- First tankōbon volume cover

誰か夢だと言ってくれ (Dareka Yume Dato Itte Kure)
- Genre: Boys' love
- Written by: Michelle
- Published by: Shueisha
- English publisher: NA: Yen Press;
- Imprint: Margaret Comics
- Magazine: Manga Mee
- Original run: March 30, 2021 – April 2, 2024
- Volumes: 10

= Be My Worst Nightmare! =

Japanese manga series

Be My Worst Nightmare! (誰か夢だと言ってくれ, Dareka Yume Dato Itte Kure) is a Japanese manga series written and illustrated by Michelle. It was serialized on Shueisha's Manga Mee website from March 2021 to April 2024, with its chapters compiled into ten tankōbon volumes.

==Synopsis==
Sayo Hoshikawa suffers from a complex due to his short stature. One day, when he witnesses his crush get turned down by a tall boy named Mashiba, he challenges him to a series of contests which goes in Mashiba's favor. Later, Mashiba calls him cute, which disgusts Sayo. Afterwards, Sayo starts having dreams about Mashiba.

==Publication==
Written and illustrated by Michelle, Be My Worst Nightmare! was serialized on Shueisha's Manga Mee website from March 30, 2021, to April 2, 2024. Its chapters were compiled into ten tankōbon volumes released from March 25, 2022 to June 25, 2024.

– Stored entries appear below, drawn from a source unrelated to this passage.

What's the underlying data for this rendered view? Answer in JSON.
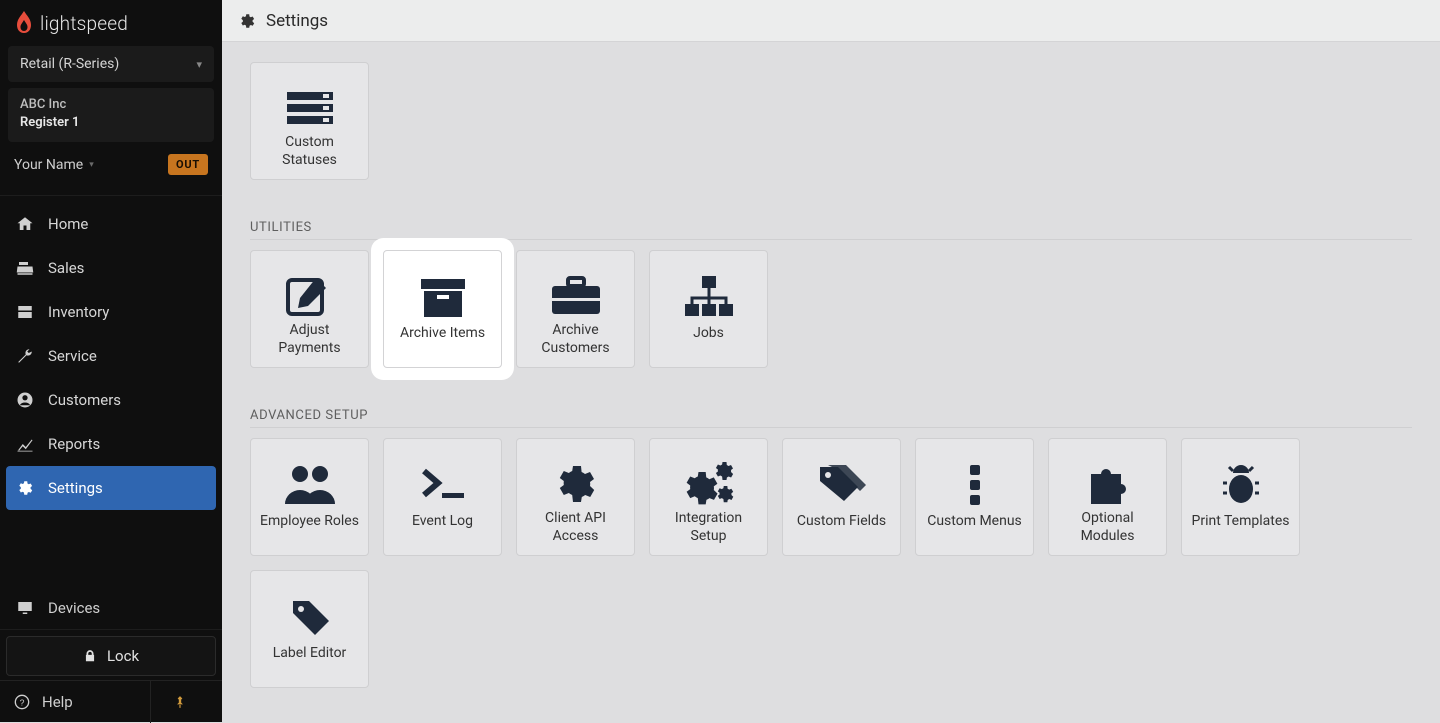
{
  "brand": "lightspeed",
  "product_selector": {
    "label": "Retail (R-Series)"
  },
  "account": {
    "company": "ABC Inc",
    "register": "Register 1"
  },
  "user": {
    "name": "Your Name",
    "status_badge": "OUT"
  },
  "nav": {
    "items": [
      {
        "key": "home",
        "label": "Home"
      },
      {
        "key": "sales",
        "label": "Sales"
      },
      {
        "key": "inventory",
        "label": "Inventory"
      },
      {
        "key": "service",
        "label": "Service"
      },
      {
        "key": "customers",
        "label": "Customers"
      },
      {
        "key": "reports",
        "label": "Reports"
      },
      {
        "key": "settings",
        "label": "Settings"
      }
    ],
    "active": "settings"
  },
  "devices": "Devices",
  "lock": "Lock",
  "help": "Help",
  "page": {
    "title": "Settings",
    "sections": {
      "top_tiles": [
        {
          "key": "custom-statuses",
          "label": "Custom Statuses"
        }
      ],
      "utilities": {
        "title": "UTILITIES",
        "tiles": [
          {
            "key": "adjust-payments",
            "label": "Adjust Payments"
          },
          {
            "key": "archive-items",
            "label": "Archive Items",
            "highlight": true
          },
          {
            "key": "archive-customers",
            "label": "Archive Customers"
          },
          {
            "key": "jobs",
            "label": "Jobs"
          }
        ]
      },
      "advanced": {
        "title": "ADVANCED SETUP",
        "tiles": [
          {
            "key": "employee-roles",
            "label": "Employee Roles"
          },
          {
            "key": "event-log",
            "label": "Event Log"
          },
          {
            "key": "client-api-access",
            "label": "Client API Access"
          },
          {
            "key": "integration-setup",
            "label": "Integration Setup"
          },
          {
            "key": "custom-fields",
            "label": "Custom Fields"
          },
          {
            "key": "custom-menus",
            "label": "Custom Menus"
          },
          {
            "key": "optional-modules",
            "label": "Optional Modules"
          },
          {
            "key": "print-templates",
            "label": "Print Templates"
          },
          {
            "key": "label-editor",
            "label": "Label Editor"
          }
        ]
      }
    }
  }
}
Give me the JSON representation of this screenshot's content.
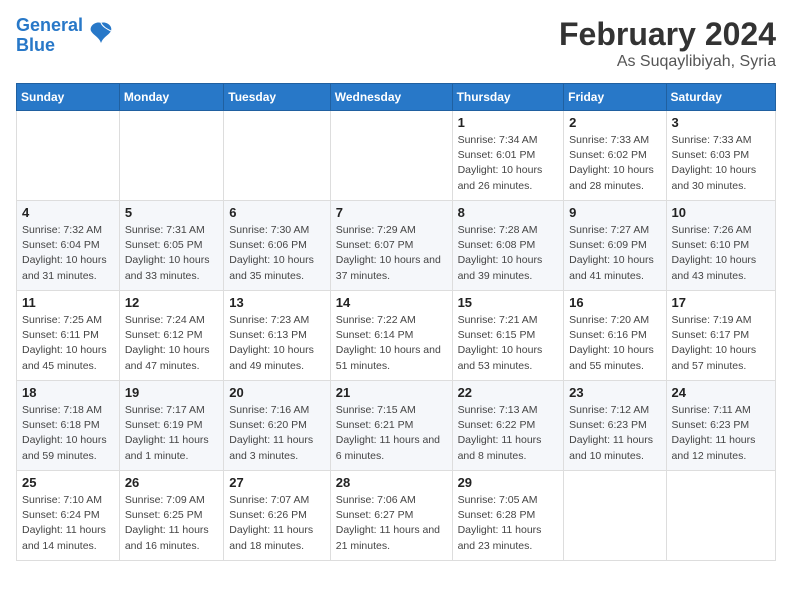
{
  "logo": {
    "line1": "General",
    "line2": "Blue"
  },
  "title": "February 2024",
  "subtitle": "As Suqaylibiyah, Syria",
  "weekdays": [
    "Sunday",
    "Monday",
    "Tuesday",
    "Wednesday",
    "Thursday",
    "Friday",
    "Saturday"
  ],
  "weeks": [
    [
      {
        "day": "",
        "info": ""
      },
      {
        "day": "",
        "info": ""
      },
      {
        "day": "",
        "info": ""
      },
      {
        "day": "",
        "info": ""
      },
      {
        "day": "1",
        "info": "Sunrise: 7:34 AM\nSunset: 6:01 PM\nDaylight: 10 hours\nand 26 minutes."
      },
      {
        "day": "2",
        "info": "Sunrise: 7:33 AM\nSunset: 6:02 PM\nDaylight: 10 hours\nand 28 minutes."
      },
      {
        "day": "3",
        "info": "Sunrise: 7:33 AM\nSunset: 6:03 PM\nDaylight: 10 hours\nand 30 minutes."
      }
    ],
    [
      {
        "day": "4",
        "info": "Sunrise: 7:32 AM\nSunset: 6:04 PM\nDaylight: 10 hours\nand 31 minutes."
      },
      {
        "day": "5",
        "info": "Sunrise: 7:31 AM\nSunset: 6:05 PM\nDaylight: 10 hours\nand 33 minutes."
      },
      {
        "day": "6",
        "info": "Sunrise: 7:30 AM\nSunset: 6:06 PM\nDaylight: 10 hours\nand 35 minutes."
      },
      {
        "day": "7",
        "info": "Sunrise: 7:29 AM\nSunset: 6:07 PM\nDaylight: 10 hours\nand 37 minutes."
      },
      {
        "day": "8",
        "info": "Sunrise: 7:28 AM\nSunset: 6:08 PM\nDaylight: 10 hours\nand 39 minutes."
      },
      {
        "day": "9",
        "info": "Sunrise: 7:27 AM\nSunset: 6:09 PM\nDaylight: 10 hours\nand 41 minutes."
      },
      {
        "day": "10",
        "info": "Sunrise: 7:26 AM\nSunset: 6:10 PM\nDaylight: 10 hours\nand 43 minutes."
      }
    ],
    [
      {
        "day": "11",
        "info": "Sunrise: 7:25 AM\nSunset: 6:11 PM\nDaylight: 10 hours\nand 45 minutes."
      },
      {
        "day": "12",
        "info": "Sunrise: 7:24 AM\nSunset: 6:12 PM\nDaylight: 10 hours\nand 47 minutes."
      },
      {
        "day": "13",
        "info": "Sunrise: 7:23 AM\nSunset: 6:13 PM\nDaylight: 10 hours\nand 49 minutes."
      },
      {
        "day": "14",
        "info": "Sunrise: 7:22 AM\nSunset: 6:14 PM\nDaylight: 10 hours\nand 51 minutes."
      },
      {
        "day": "15",
        "info": "Sunrise: 7:21 AM\nSunset: 6:15 PM\nDaylight: 10 hours\nand 53 minutes."
      },
      {
        "day": "16",
        "info": "Sunrise: 7:20 AM\nSunset: 6:16 PM\nDaylight: 10 hours\nand 55 minutes."
      },
      {
        "day": "17",
        "info": "Sunrise: 7:19 AM\nSunset: 6:17 PM\nDaylight: 10 hours\nand 57 minutes."
      }
    ],
    [
      {
        "day": "18",
        "info": "Sunrise: 7:18 AM\nSunset: 6:18 PM\nDaylight: 10 hours\nand 59 minutes."
      },
      {
        "day": "19",
        "info": "Sunrise: 7:17 AM\nSunset: 6:19 PM\nDaylight: 11 hours\nand 1 minute."
      },
      {
        "day": "20",
        "info": "Sunrise: 7:16 AM\nSunset: 6:20 PM\nDaylight: 11 hours\nand 3 minutes."
      },
      {
        "day": "21",
        "info": "Sunrise: 7:15 AM\nSunset: 6:21 PM\nDaylight: 11 hours\nand 6 minutes."
      },
      {
        "day": "22",
        "info": "Sunrise: 7:13 AM\nSunset: 6:22 PM\nDaylight: 11 hours\nand 8 minutes."
      },
      {
        "day": "23",
        "info": "Sunrise: 7:12 AM\nSunset: 6:23 PM\nDaylight: 11 hours\nand 10 minutes."
      },
      {
        "day": "24",
        "info": "Sunrise: 7:11 AM\nSunset: 6:23 PM\nDaylight: 11 hours\nand 12 minutes."
      }
    ],
    [
      {
        "day": "25",
        "info": "Sunrise: 7:10 AM\nSunset: 6:24 PM\nDaylight: 11 hours\nand 14 minutes."
      },
      {
        "day": "26",
        "info": "Sunrise: 7:09 AM\nSunset: 6:25 PM\nDaylight: 11 hours\nand 16 minutes."
      },
      {
        "day": "27",
        "info": "Sunrise: 7:07 AM\nSunset: 6:26 PM\nDaylight: 11 hours\nand 18 minutes."
      },
      {
        "day": "28",
        "info": "Sunrise: 7:06 AM\nSunset: 6:27 PM\nDaylight: 11 hours\nand 21 minutes."
      },
      {
        "day": "29",
        "info": "Sunrise: 7:05 AM\nSunset: 6:28 PM\nDaylight: 11 hours\nand 23 minutes."
      },
      {
        "day": "",
        "info": ""
      },
      {
        "day": "",
        "info": ""
      }
    ]
  ]
}
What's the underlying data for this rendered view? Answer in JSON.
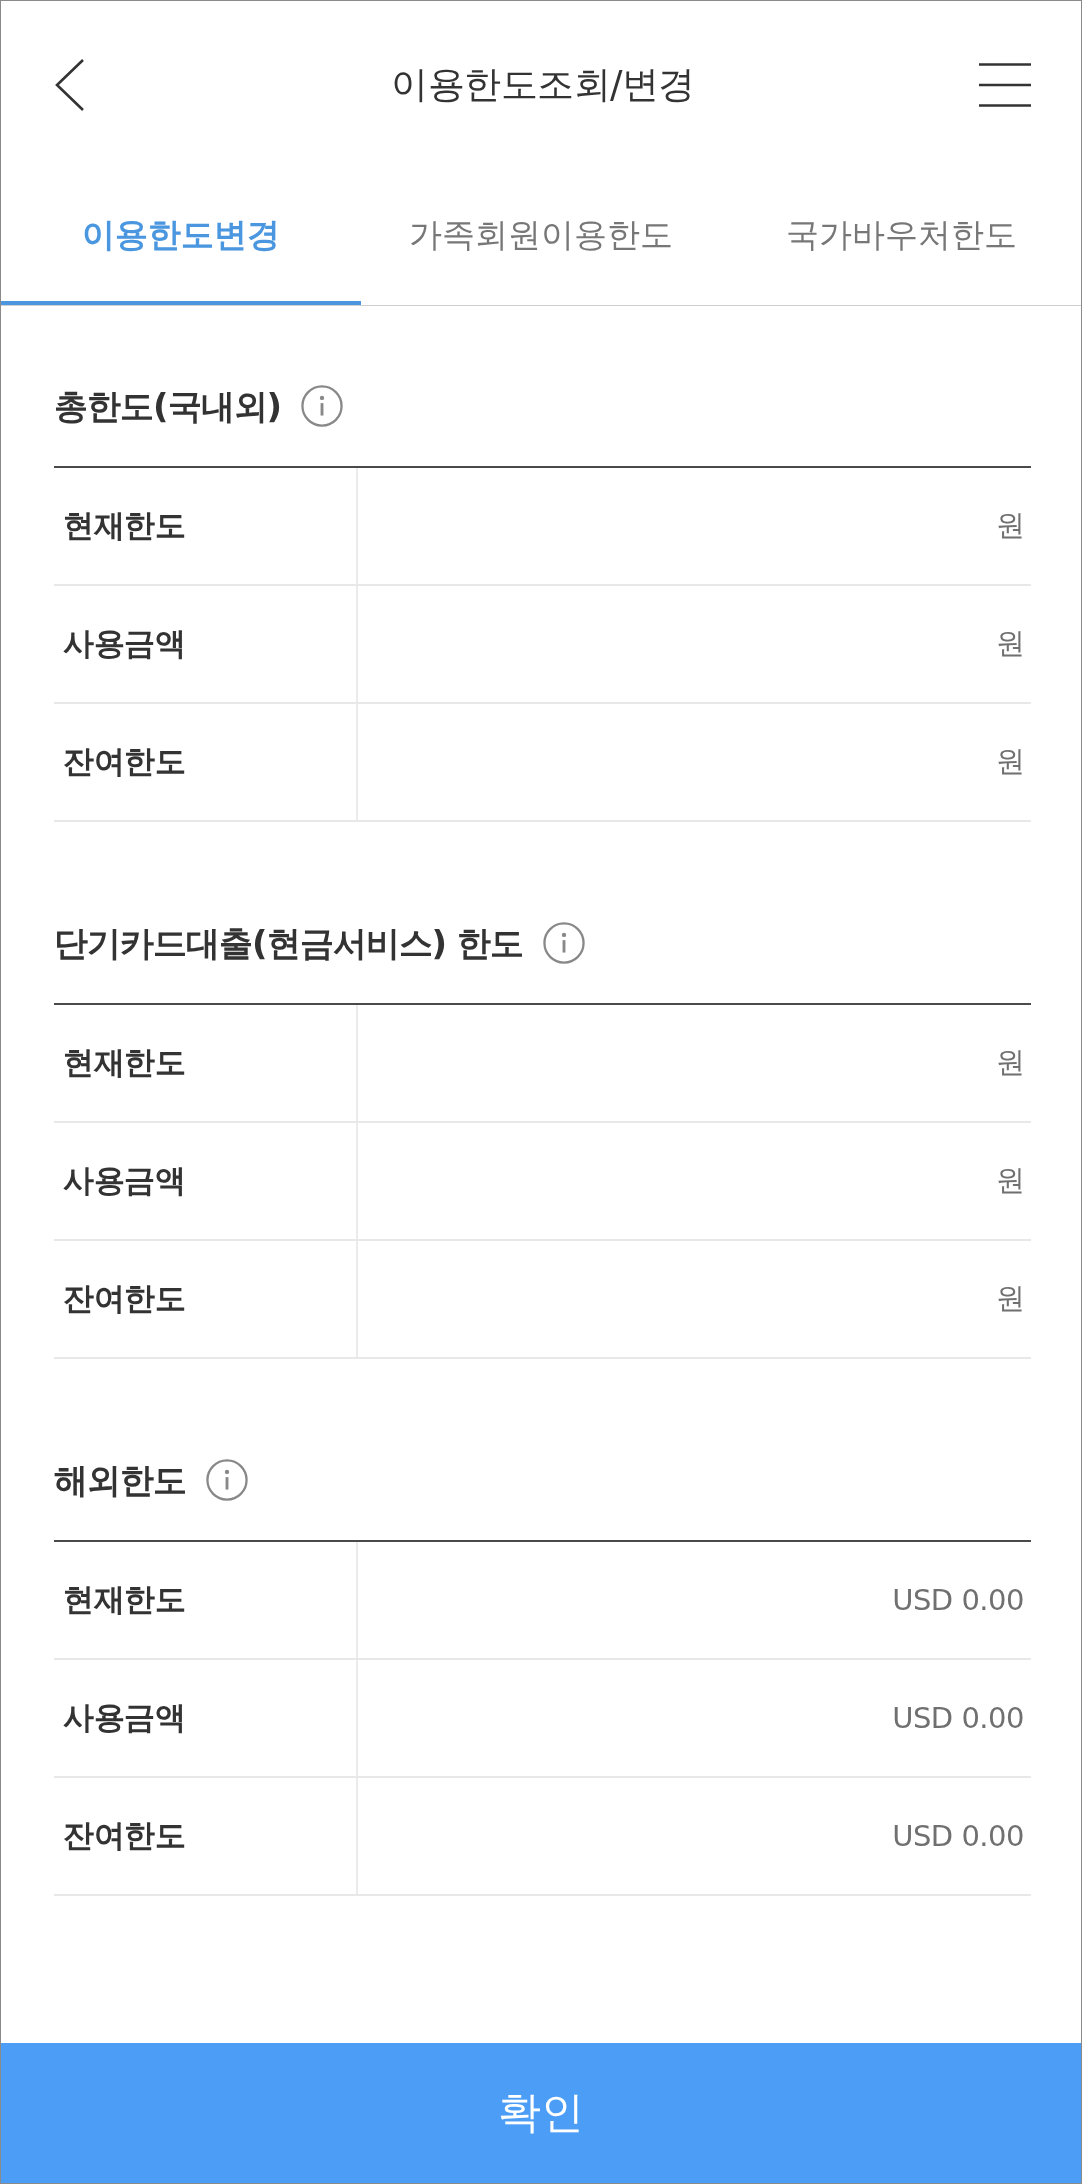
{
  "header": {
    "title": "이용한도조회/변경"
  },
  "tabs": [
    {
      "label": "이용한도변경",
      "selected": true
    },
    {
      "label": "가족회원이용한도",
      "selected": false
    },
    {
      "label": "국가바우처한도",
      "selected": false
    }
  ],
  "sections": [
    {
      "title": "총한도(국내외)",
      "rows": [
        {
          "label": "현재한도",
          "value": "원"
        },
        {
          "label": "사용금액",
          "value": "원"
        },
        {
          "label": "잔여한도",
          "value": "원"
        }
      ]
    },
    {
      "title": "단기카드대출(현금서비스) 한도",
      "rows": [
        {
          "label": "현재한도",
          "value": "원"
        },
        {
          "label": "사용금액",
          "value": "원"
        },
        {
          "label": "잔여한도",
          "value": "원"
        }
      ]
    },
    {
      "title": "해외한도",
      "rows": [
        {
          "label": "현재한도",
          "value": "USD 0.00"
        },
        {
          "label": "사용금액",
          "value": "USD 0.00"
        },
        {
          "label": "잔여한도",
          "value": "USD 0.00"
        }
      ]
    }
  ],
  "confirm_button": {
    "label": "확인"
  }
}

During their panel at Anime Expo 2024, Yen Press announced that they had licensed the series for English publication, with the first volume being released in December 2024.

| No. | Original release date | Original ISBN | North American release date | North American ISBN |
| 1 | March 25, 2022 | 978-4-08-855192-0 | December 10, 2024 | 978-1-97-539754-8 |
| Chapters 1–6.5; | Bonus; |
| 2 | March 25, 2022 | 978-4-08-855193-7 | April 22, 2025 | 978-1-97-539756-2 |
| Chapters 7–12; | Side stories; Bonus; |
| 3 | June 23, 2022 | 978-4-08-855195-1 | August 26, 2025 | 978-1-97-539758-6 |
| Chapters 13–18; | Chapters 13.5, 17.5 and 18.5; Bonus; |
| 4 | September 22, 2022 | 978-4-08-855201-9 | March 24, 2026 | 978-1-97-539760-9 |
| Chapters 19–24; | Chapter 22.5; Bonus; |
| 5 | December 23, 2022 | 978-4-08-855202-6 | January 26, 2027 | 978-1-97-539762-3 |
| 6 | March 24, 2023 | 978-4-08-855206-4 | — | — |
| 7 | June 23, 2023 | 978-4-08-855207-1 | — | — |
| 8 | October 25, 2023 | 978-4-08-855215-6 | — | — |
| 9 | February 22, 2024 | 978-4-08-855216-3 | — | — |
| 10 | June 25, 2024 | 978-4-08-855225-5 978-4-08-855226-2 (SE) | — | — |

==Reception==
The series was ranked 6th in AnimeJapan's 6th "Most Wanted Anime Adaptation" poll in 2023. The series, alongside 10 Things I Want to Do Before I Turn 40, won the BL Comic Prize at NTT Solmare's Digital Comic Awards 2024.